[Liang Luwen/for China Daily]
La vie est comme une boîte de chocolats, dit-on, ou peut-être une boîte de livres envoyés par la Librairie Avant-Garde de Nanjing, dans la province du Jiangsu.
« Laissez-nous juste un message et expliquez comme vous voulez ce que vous recherchez, nous choisirons les bons livres pour vous », dit la page Web « blind pick » (la pioche à l’aveugle) du magasin sur le site Taobao, la plus grande plateforme commerciale chinoise en ligne.
Le magasin promet qu’avec 88 yuan (11 euros), un acheteur peut avoir au moins deux livres choisis par le personnel et une carte postale confectionnée par la librairie avec ou sans quelques mots écrits à la main par un employé.

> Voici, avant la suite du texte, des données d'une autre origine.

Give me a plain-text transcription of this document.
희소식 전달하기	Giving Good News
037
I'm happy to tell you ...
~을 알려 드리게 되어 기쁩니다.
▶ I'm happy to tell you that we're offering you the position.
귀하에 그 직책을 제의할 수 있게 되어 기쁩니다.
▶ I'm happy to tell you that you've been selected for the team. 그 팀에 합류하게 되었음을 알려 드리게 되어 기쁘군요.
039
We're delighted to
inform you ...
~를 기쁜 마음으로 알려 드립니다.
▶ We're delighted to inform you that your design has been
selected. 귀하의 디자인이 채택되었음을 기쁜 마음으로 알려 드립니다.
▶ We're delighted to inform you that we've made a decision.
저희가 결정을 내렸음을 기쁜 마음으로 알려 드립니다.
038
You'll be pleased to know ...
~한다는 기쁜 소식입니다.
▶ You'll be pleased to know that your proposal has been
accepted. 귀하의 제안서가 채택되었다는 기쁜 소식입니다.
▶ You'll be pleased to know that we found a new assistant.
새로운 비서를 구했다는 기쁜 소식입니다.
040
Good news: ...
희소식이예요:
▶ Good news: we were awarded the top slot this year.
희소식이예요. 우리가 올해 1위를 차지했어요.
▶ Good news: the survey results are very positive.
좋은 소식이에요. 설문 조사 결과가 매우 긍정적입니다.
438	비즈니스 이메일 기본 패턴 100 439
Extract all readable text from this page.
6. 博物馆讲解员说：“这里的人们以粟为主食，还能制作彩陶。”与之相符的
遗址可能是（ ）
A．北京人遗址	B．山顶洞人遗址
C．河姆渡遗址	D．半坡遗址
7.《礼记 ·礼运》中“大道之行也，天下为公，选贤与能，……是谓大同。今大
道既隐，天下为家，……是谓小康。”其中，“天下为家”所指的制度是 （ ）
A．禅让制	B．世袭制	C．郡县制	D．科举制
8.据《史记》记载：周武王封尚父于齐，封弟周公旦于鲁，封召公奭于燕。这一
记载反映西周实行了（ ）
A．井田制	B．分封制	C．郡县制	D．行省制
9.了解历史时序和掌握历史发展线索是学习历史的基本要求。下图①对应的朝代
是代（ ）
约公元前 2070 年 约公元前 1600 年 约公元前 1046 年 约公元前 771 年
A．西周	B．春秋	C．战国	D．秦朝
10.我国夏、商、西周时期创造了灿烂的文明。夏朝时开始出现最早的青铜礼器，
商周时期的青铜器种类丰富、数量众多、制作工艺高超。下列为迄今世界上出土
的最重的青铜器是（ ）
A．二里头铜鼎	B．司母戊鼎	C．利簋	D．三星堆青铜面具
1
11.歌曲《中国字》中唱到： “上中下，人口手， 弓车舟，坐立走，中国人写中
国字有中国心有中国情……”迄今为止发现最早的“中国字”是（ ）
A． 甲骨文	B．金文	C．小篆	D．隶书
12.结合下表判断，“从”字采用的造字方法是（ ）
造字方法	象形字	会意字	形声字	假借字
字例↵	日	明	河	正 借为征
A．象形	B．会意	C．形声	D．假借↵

C’est une sorte de puzzle pour le personnel qui sélectionne les livres au magasin et une forme de divination pour les clients, qui ne peuvent savoir avec certitude quels ouvrages ils recevront. Nombreux sont les acheteurs qui s’attendent à une bonne surprise, ou les gens qui peuvent les comprendre exactement. Certains disent affectionner ce genre d’interaction au-delà de l’activité elle-même. D’autres disent juste vouloir les cartes postales assorties d’un mot écrit à la main de la part de la librairie.
C’est semblable à un rendez-vous arrangé : vous ne savez rien de l’autre personne avant de vous retrouver face à face avec elle, sauf qu’il est possible que vous ayez – ou que vous n’ayez pas – les mêmes goûts.
« La pioche à l’aveugle a commencé en 2014, avant mon transfert au service commercial en ligne, et elle a été en partie inspirée par le livre 84, Charing Cross Road », indique Lyu Kai, 25 ans, qui est responsable du commerce en ligne de la librairie depuis 2016.
84, Charing Cross Road est une petite collection de 29 lettres échangées entre une rédactrice indépendante, Helene Hanff, qui vivait à New York, et Frank Doel, qui tenait une librairie au 84, Charing Cross Road à Londres. Pendant 20 ans, la première a écrit au second en lui disant quels genres de livres elle souhaitait et Frank Doel choisissait des ouvrages qu’il lui envoyait à New York. Ils ne se sont jamais rencontrés, mais ils entretenaient des rapports très amicaux.
Les deux premières années, le service offert par la librairie chinoise n’a pas attiré une grande attention. En 2016, quand Lyu Kai a rejoint l’équipe du commerce en ligne, celle-ci enregistrait trois ou quatre commandes par jour et le personnel avait suffisamment de temps pour analyser les messages des acheteurs – certains étant si ardus qu’ils mobilisaient quatre ou cinq employés.
Lyu Kai se souvient des paroles d’un collègue concernant la vente des livres : notre boulot est de choisir le bon bouquin pour quelqu’un et la bonne personne pour un bouquin. « C’est ce que je considère être mon travail et c’est pourquoi j’ai décidé de me consacrer plus énergiquement au service de la pioche à l’aveugle en en faisant la promotion sur notre micro-blogue et en le mettant sur la première page de notre boutique en ligne », explique-t-il.
En mars, les commandes se sont soudain envolées, passant de 8 à environ 80 par jour, « parce que certains acheteurs étaient extrêmement satisfaits des livres que nous avions choisis, si bien qu’ils postaient un message à ce sujet sur leur micro-blogue et nombre de leurs abonnés découvraient ainsi le service », poursuit-il. Après le reflux de l’engouement initial, le nombre de commandes est retombé à une vingtaine ou une trentaine par jour.
Mais le service a connu un regain de popularité en septembre, où environ 70 à 100 commandes journalières ont été reçues et le 10 octobre, elles ont atteint le chiffre record de 4 000. La raison tient au fait que Taobao avait choisi de présenter ce service comme un produit de qualité recommandé aux acheteurs qui aiment rechercher les livres qu’ils veulent lire.
« Les commandes étaient si nombreuses que nous avons dû fermer le service en ligne momentanément car nous avions besoin de temps pour traiter les arriérés de commandes, autrement, les messages risquaient d’être mal interprétés ou les livres d’un acheteur d’être envoyés à un autre client par erreur », précise Lyu Kai en ajoutant qu’une aide des autres services était nécessaire.
Maintenant que les commandes sont limitées à 100 par jour, elles s’arrachent en une minute. Certains acheteurs, nourrissant de grands espoirs quant au caractère spécial des livres, expriment leur déception, se plaignant en ligne que la librairie n’utilise ce service que pour vendre des ouvrages invendables, que le personnel ne comprend pas le sens des messages qu’ils envoient ou que les livres adressés en retour étaient médiocres.
Mais Lyu Kai a tout prévu : « si un client n’est pas satisfait, nous essayons de lui parler et d’expliquer les raisons de nos choix ».